"They send the heart police to put you under cardiac arrest
And as they drag you through the door they tell you that you've failed the test"
Max, who has very clear ideas about what he likes to listen to, asked for "Video Killed the Radio Star" and I was prompted by that to listen to the Buggles' first album, The Age of Plastic, and muse about Trevor Horn and what an unloved visionary he seems to have been. My sister and I bought this album together in 1980 and, as we did with every precious record we bought, listened to it repeatedly. Listening to it now the songs are prescient but also incredibly sad - particularly "Elstree", which was Claire's favourite and always makes me think of her. ("Video Killed the Radio Star" sounds a little trite to me now, but maybe I've just heard it once too often.)
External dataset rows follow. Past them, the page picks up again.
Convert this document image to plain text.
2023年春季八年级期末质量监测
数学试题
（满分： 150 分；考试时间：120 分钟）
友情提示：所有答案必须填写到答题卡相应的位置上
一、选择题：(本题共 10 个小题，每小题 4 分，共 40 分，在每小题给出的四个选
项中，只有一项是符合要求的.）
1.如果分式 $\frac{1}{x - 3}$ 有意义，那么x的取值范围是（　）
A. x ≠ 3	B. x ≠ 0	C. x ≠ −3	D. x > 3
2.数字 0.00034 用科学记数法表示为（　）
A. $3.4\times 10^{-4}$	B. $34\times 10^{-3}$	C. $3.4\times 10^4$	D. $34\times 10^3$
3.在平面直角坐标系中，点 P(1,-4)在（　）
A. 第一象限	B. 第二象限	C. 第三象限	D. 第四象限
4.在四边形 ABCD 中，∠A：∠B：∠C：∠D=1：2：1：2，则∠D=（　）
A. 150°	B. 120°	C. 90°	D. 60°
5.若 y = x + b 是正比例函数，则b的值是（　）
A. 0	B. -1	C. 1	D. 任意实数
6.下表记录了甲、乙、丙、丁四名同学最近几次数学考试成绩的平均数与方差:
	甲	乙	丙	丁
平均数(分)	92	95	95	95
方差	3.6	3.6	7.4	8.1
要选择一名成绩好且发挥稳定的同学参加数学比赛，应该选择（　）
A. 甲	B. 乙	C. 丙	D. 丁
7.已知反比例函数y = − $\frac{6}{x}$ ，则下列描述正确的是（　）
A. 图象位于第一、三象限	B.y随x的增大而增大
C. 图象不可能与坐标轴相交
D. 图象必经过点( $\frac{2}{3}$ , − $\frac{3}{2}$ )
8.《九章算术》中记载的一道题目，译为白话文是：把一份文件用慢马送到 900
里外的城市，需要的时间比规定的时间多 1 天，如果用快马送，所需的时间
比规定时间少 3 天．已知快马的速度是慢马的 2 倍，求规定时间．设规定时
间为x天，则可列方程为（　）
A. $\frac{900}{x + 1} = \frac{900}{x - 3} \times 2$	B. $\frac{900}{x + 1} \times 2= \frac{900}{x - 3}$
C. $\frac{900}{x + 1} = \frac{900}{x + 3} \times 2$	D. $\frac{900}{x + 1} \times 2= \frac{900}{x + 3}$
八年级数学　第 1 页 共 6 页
Working for the BBC may actually be a pretty decent job - I know at least one person who works there and is considered highly successful by everyone else we know - but there is something elegiac about this song.
I think of Trevor Horn as being in the category of people whose fame and consequent wealth brought them strange tragedy, not least by changing their lifestyles and/or political views - Rik Mayall and his quad bike; Bryan Ferry and his terrible reactionary children - but Trevor's tragedy was stranger than most: his son shot Trevor's wife, Jill Sinclair, with an air gun in 1994 and she died 8 years later, without ever speaking again.
1 comment:
It still sends shivers down my spine! It was James Aitken who gave us the album - remember he was a DJ and used to get promos.